Por enésima vez ocurrió felizmente lo de siempre. Nuestros linieros, emblemas de vergüenza y leyendas vivientes, pusieron pecho y destreza para devolver a miles de hogares habaneros, en horas, la luz eléctrica perturbada por un fenómeno meteorológico, que tan pronto pasó dejaba en el aire la pregunta de si Paula fue en realidad depresión, tormenta o huracán pigmeo hasta que llegaran las explicaciones autorizadas.
En cualquier caso, en su itinerario capitalino se repetía un ciclo harto conocido, en algunos municipios como Plaza y Playa: árboles derribados que a su vez echan abajo postes y tendidos, exponen a transeúntes imprudentes, dañan viviendas e interrumpen vías de acceso, como si se tratara de una noria fatal, inevitable, imprevisible. Y aunque la costumbre, por fuerza de la repetición, termina integrándose a la totalidad de la cultura, ello no impide el ejercicio de preguntar constructivamente.

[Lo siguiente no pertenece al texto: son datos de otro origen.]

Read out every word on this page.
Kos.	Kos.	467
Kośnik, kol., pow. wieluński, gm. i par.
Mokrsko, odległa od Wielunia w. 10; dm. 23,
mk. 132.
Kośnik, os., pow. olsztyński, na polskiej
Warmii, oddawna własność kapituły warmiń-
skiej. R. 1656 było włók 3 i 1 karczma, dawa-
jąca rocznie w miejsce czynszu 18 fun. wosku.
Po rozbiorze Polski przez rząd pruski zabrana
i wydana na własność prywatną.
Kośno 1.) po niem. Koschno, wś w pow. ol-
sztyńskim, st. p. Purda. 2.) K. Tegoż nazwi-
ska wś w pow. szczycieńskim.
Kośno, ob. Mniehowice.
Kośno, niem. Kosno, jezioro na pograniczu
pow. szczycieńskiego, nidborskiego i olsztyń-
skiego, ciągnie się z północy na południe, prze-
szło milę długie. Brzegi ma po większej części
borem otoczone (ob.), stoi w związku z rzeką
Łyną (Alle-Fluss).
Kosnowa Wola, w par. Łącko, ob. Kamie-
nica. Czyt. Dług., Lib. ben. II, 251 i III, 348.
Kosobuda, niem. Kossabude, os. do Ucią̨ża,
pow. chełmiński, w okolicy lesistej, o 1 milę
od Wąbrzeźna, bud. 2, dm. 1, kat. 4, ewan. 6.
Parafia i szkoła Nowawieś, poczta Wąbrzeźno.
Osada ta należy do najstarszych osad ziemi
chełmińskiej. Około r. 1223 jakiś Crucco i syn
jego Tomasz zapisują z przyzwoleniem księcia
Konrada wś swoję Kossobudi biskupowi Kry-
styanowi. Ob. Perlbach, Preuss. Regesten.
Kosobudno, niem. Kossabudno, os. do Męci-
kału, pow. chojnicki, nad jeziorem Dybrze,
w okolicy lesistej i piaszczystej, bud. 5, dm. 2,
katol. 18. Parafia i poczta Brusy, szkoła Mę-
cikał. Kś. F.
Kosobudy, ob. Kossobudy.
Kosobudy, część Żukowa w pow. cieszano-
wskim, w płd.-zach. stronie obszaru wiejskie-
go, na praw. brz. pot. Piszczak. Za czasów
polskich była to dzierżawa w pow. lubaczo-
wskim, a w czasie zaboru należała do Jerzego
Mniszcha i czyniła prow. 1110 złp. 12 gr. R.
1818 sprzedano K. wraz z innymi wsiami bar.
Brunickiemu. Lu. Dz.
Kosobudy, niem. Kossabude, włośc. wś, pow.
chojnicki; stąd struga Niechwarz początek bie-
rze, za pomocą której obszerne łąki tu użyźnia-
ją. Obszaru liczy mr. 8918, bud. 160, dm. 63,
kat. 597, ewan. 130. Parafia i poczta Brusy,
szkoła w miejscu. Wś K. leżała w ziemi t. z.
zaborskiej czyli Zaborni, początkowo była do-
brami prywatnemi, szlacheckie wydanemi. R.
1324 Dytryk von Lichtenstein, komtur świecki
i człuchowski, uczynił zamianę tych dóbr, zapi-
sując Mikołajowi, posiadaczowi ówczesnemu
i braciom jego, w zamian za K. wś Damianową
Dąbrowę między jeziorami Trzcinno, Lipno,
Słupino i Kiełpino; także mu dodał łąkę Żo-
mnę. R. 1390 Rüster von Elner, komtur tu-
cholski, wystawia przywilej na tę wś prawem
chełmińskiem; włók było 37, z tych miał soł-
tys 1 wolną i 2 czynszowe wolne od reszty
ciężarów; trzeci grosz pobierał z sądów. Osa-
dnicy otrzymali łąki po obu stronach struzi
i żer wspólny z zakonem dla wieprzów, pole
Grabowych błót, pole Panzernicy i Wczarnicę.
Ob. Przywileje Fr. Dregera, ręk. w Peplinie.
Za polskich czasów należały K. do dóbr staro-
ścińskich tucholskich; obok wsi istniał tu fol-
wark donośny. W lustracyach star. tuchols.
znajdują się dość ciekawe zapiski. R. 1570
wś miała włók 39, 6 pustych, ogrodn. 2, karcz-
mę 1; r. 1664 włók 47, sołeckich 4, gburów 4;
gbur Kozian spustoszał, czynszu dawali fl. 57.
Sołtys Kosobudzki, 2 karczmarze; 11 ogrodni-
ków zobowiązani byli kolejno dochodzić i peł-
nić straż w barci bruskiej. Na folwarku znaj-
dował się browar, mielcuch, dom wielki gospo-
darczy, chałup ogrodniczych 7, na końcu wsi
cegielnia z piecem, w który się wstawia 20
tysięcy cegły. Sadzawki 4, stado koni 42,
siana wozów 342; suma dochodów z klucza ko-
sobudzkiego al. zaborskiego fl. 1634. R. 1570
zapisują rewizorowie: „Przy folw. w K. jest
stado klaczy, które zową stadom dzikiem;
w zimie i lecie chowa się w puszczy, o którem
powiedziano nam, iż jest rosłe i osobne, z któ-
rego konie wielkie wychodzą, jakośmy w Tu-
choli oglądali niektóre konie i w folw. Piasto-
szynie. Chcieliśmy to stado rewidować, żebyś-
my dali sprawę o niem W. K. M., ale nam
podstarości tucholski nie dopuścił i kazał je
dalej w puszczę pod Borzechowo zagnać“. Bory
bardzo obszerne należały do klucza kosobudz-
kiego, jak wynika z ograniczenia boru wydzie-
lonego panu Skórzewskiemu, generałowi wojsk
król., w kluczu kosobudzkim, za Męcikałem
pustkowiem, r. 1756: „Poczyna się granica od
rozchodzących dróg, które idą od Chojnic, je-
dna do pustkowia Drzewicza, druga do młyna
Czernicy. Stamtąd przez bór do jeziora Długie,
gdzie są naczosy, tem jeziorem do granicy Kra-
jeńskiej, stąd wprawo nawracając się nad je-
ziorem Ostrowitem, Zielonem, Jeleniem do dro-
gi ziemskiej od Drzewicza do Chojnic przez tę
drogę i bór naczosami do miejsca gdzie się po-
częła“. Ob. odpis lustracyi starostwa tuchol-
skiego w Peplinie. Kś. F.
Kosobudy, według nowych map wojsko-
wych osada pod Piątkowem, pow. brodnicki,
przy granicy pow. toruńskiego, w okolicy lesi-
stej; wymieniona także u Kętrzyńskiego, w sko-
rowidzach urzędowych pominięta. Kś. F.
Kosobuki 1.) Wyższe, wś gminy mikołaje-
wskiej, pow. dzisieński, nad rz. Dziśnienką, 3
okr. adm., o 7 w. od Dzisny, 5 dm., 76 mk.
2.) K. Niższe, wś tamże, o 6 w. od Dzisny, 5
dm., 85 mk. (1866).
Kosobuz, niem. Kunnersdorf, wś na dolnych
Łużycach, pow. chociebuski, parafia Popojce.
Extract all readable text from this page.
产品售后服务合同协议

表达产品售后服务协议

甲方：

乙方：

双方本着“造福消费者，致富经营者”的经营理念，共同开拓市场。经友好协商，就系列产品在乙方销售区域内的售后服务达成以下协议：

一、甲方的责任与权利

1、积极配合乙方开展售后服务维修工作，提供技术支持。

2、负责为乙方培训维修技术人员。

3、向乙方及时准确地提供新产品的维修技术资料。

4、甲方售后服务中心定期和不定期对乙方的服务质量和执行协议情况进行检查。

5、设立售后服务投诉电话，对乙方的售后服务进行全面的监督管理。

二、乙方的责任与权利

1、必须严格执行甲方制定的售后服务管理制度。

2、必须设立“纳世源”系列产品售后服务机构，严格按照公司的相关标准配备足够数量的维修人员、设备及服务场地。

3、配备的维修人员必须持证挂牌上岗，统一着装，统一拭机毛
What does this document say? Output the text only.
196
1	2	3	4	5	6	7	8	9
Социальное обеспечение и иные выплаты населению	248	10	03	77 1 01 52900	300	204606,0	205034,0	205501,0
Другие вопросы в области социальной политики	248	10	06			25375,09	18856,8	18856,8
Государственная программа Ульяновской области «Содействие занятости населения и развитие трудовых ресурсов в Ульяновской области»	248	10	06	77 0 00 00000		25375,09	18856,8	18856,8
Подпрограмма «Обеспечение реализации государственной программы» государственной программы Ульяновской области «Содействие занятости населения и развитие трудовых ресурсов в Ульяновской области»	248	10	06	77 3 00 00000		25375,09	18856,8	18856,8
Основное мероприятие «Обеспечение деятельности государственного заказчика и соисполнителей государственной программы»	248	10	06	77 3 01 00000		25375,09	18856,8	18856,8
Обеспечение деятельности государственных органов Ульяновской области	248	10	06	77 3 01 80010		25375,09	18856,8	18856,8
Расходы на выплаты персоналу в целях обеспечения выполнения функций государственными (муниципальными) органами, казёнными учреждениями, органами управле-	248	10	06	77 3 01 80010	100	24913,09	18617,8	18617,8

¿Será en realidad tan difícil concebir y ejecutar una estrategia de poda sistemática a lo largo del año de esos frondosos árboles, con los recursos disponibles, muchos o pocos? ¿Estaremos de por vida condenados a dejarlo todo, como sempiternos finalistas, solo para cuando tengamos a la vista la inminente furia de la naturaleza? ¿O acaso se trata de que excluimos toda previsión posible en nuestros comportamientos institucional y social? Vale lo mismo para la limpieza del alcantarillado en un país tan «ciclonero».
Quién no agradece, en nuestro eterno verano de sol a plomo, la sombra protectora de esos vetustos árboles del Vedado, plantados por cierto solo por su galanura y majestuosidad, pero sin tomar para nada en cuenta las especies adecuadas para una zona capitalina que se veía crecer habitacionalmente más allá de las dispersas mansiones opulentas de las primeras décadas del siglo pasado. Hoy sentimos el impacto de sus raíces extendiéndose desmesuradamente hasta romper aceras y penetrar cisternas, mientras sus elevadas ramas se quiebran hasta el mismo tronco ante cualquier vientecillo platanero.
De ninguna manera pugno por mutilar esos indispensables pulmones de la ciudad contaminada, pero al menos allí donde el costo que conlleva impida reemplazarlos por otros, mantenerlos racionalmente podados. Hay que obrar con sentido de equilibrio entre lo que se debe y se puede.
Cuento que un día vecinos del edificio que comparto, cansados de tropezar con barreras y vericuetos burocráticos en sus gestiones en ese sentido, solicitaron a una brigada de podas, que estaba por los alrededores, mitigar los perjuicios de ramas que alcanzan hasta las ventanas de la cuarta planta, convertidas en puentes de roedores y molestas santanillas picadoras. Como respuesta el responsable del grupo alegó carecer de sierra, que en cambio, alguien desde un balcón divisó escondida en el techo del vehículo. En realidad fue un pretexto ante la negativa previa de los vecinos a pagar en CUC por acometer ese trabajo en el propio horario laboral.
Así dimos con algunos de los más felices cuentapropistas por la libre: con el tiempo y recursos del Estado, bajo la tolerancia (¿complicidad?) de superiores, sin sacar licencia, pagar impuestos, e invertir ni un centavo para sacar ganancia neta. En fin, una tendencia a la que hay que cortarle el paso, tan contaminadora que hasta ha incitado a alguno que otro a vender por CUC el sagrado juramento de Hipócrates.
Por bendita compensación, miramos hacia los linieros, que con ejemplar honor nunca fallan en «sacar las castañas del fuego».